Given that concern, I'd take them usually, and push back now and then - for example:

On the weekends when you want to say no, can you suggest instead her taking them just one day & night? THat might seem more doable for her. 

Do the kids have friends whose parents you like? Do you have family that you see often and like? Could either of these be options for a night or day away for the kids?

Anonymous
by Anonymous 1 - Original Poster on Jan. 20, 2018 at 12:16 PM
9 moms liked this
She needs to handle her own responsibility during her custodial time. He pays her cs based on her having them half the time. If she wants to have them live with us and just take visits now and then she can do that and the child support can stop. Then we will get a sitter whrn we want to go out and leave it at that. But if she wants custody to stay as it is and to get her check every month, she needs to woman up and handle her reaponsibilities.

Quoting crowdsourcerer:

If she's forced to take the kids when she doesn't want them, and is a seemingly self-centered person uncaring of what her actions might feel like to the kids, I would be concerned about her being awful to them when they are with her. 

And if the kids get wind accidentally or by the tension in the air that neither you guys nor their mom wants them, wow. That can't happen. 

Given that concern, I'd take them usually, and push back now and then - for example:

On the weekends when you want to say no, can you suggest instead her taking them just one day & night? THat might seem more doable for her. 

Do the kids have friends whose parents you like? Do you have family that you see often and like? Could either of these be options for a night or day away for the kids?

blessed107
by Diamond Member on Jan. 20, 2018 at 12:19 PM
Enjoy yourselves today. I wouldn't give her a second thought.
Anonymous
by Anonymous 2 on Jan. 20, 2018 at 12:20 PM
13 moms liked this
Do you have kids? I’m laughing at the night to ourselves since Nov because we haven’t had one since Oct and that’s okay with us. We’d rather have the kids with us. Before Oct it was probably a year or so.

While BM is being ridiculous I think it’s okay to ask if dad wants them if she wants to make plans. I’d rather have my kids than them being with a sitter.
Anonymous
by Anonymous 1 - Original Poster on Jan. 20, 2018 at 12:20 PM
1 mom liked this
I think we are going to just block her for the day lol.

Quoting blessed107: Enjoy yourselves today. I wouldn't give her a second thought.
corticosteroid
by Sapphire Member on Jan. 20, 2018 at 12:21 PM

What are her plans?

Anonymous
by Anonymous 1 - Original Poster on Jan. 20, 2018 at 12:22 PM
I have one kid and she's 15. She has her own plans for the night. Once on a while wpuld be no big deal but not every single weekend. Before she started this crap we would go out every other weekend consistantly when the kids were at her house. Im not into staying home all the time.

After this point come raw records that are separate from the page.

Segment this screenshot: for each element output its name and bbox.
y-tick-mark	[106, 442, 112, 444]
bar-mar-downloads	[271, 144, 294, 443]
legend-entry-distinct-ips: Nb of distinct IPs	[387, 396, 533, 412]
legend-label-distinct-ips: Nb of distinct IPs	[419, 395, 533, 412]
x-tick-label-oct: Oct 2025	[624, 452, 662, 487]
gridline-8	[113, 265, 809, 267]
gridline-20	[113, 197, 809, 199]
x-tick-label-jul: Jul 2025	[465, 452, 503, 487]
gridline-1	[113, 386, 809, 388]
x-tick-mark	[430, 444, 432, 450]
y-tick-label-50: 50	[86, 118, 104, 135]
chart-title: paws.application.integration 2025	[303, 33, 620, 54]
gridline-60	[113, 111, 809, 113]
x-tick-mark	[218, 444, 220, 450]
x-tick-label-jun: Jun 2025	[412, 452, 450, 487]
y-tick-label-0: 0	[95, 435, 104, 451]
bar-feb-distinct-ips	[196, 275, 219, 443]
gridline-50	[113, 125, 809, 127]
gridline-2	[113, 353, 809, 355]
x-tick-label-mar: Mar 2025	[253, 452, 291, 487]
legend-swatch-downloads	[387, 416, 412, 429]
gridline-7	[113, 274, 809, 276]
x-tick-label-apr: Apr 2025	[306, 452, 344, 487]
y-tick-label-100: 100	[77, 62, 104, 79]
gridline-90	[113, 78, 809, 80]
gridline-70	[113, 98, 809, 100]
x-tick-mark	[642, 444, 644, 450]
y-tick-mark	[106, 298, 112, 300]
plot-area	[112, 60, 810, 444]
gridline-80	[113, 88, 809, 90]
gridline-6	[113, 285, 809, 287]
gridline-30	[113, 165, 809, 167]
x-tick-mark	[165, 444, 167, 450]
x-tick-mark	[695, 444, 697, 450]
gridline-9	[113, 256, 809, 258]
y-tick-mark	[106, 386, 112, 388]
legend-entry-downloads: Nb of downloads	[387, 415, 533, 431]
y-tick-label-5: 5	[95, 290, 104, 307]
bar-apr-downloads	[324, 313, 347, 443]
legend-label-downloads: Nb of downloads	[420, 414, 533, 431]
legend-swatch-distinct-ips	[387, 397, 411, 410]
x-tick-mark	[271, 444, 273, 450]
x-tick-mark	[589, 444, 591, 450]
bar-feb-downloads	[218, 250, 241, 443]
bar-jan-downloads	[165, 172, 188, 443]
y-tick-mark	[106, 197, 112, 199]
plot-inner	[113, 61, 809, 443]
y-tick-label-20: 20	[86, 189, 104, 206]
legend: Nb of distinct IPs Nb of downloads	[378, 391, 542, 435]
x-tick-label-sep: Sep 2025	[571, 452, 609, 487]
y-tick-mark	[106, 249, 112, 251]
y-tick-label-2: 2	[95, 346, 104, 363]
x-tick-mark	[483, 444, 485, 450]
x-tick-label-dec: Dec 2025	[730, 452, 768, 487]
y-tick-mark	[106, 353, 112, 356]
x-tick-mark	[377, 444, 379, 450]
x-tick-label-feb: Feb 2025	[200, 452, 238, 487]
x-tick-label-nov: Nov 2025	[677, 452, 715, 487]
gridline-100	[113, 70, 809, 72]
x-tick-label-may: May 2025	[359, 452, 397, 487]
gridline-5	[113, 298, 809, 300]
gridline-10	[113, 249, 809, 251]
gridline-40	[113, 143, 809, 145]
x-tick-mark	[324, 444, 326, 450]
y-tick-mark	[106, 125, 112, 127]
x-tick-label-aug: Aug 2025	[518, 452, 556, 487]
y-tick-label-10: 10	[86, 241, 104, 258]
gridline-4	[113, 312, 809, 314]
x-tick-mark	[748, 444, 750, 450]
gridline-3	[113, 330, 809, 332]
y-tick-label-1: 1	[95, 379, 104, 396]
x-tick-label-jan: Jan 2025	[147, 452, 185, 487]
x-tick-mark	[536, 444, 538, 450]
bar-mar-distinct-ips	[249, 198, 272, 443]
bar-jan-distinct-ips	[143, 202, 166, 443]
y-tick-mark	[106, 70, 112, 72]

Quoting Anonymous 2: Do you have kids? I’m laughing at the night to ourselves since Nov because we haven’t had one since Oct and that’s okay with us. We’d rather have the kids with us. Before Oct it was probably a year or so.

While BM is being ridiculous I think it’s okay to ask if dad wants them if she wants to make plans. I’d rather have my kids than them being with a sitter.
Anonymous
by Anonymous 3 on Jan. 20, 2018 at 12:22 PM
5 moms liked this
I don't agree with her obviously, but I think it weird crazy whatever that You're complaining about your partner's children being there all of the time. That's how a normal home would be. Want to go out, grab a sitter.
Anonymous
by Anonymous 1 - Original Poster on Jan. 20, 2018 at 12:23 PM
She never elaborates but I assume some guy asked her out because she is whining so much about us ruining her chances at finding a boyfriend.

Quoting corticosteroid:

What are her plans?

grannie_kel
by Platinum Member on Jan. 20, 2018 at 12:23 PM
6 moms liked this
That's what happens when people have kids, their time alone on weekends is cut down. I understand that she should have her time with them also but doesn't want it. Now the kids have dad not wanting them either. That sucks for them even in this situation. Why put the kids through knowing neither of their parents want them when a solution of getting a sitter for you to have a night out is so easy, like intact parents do?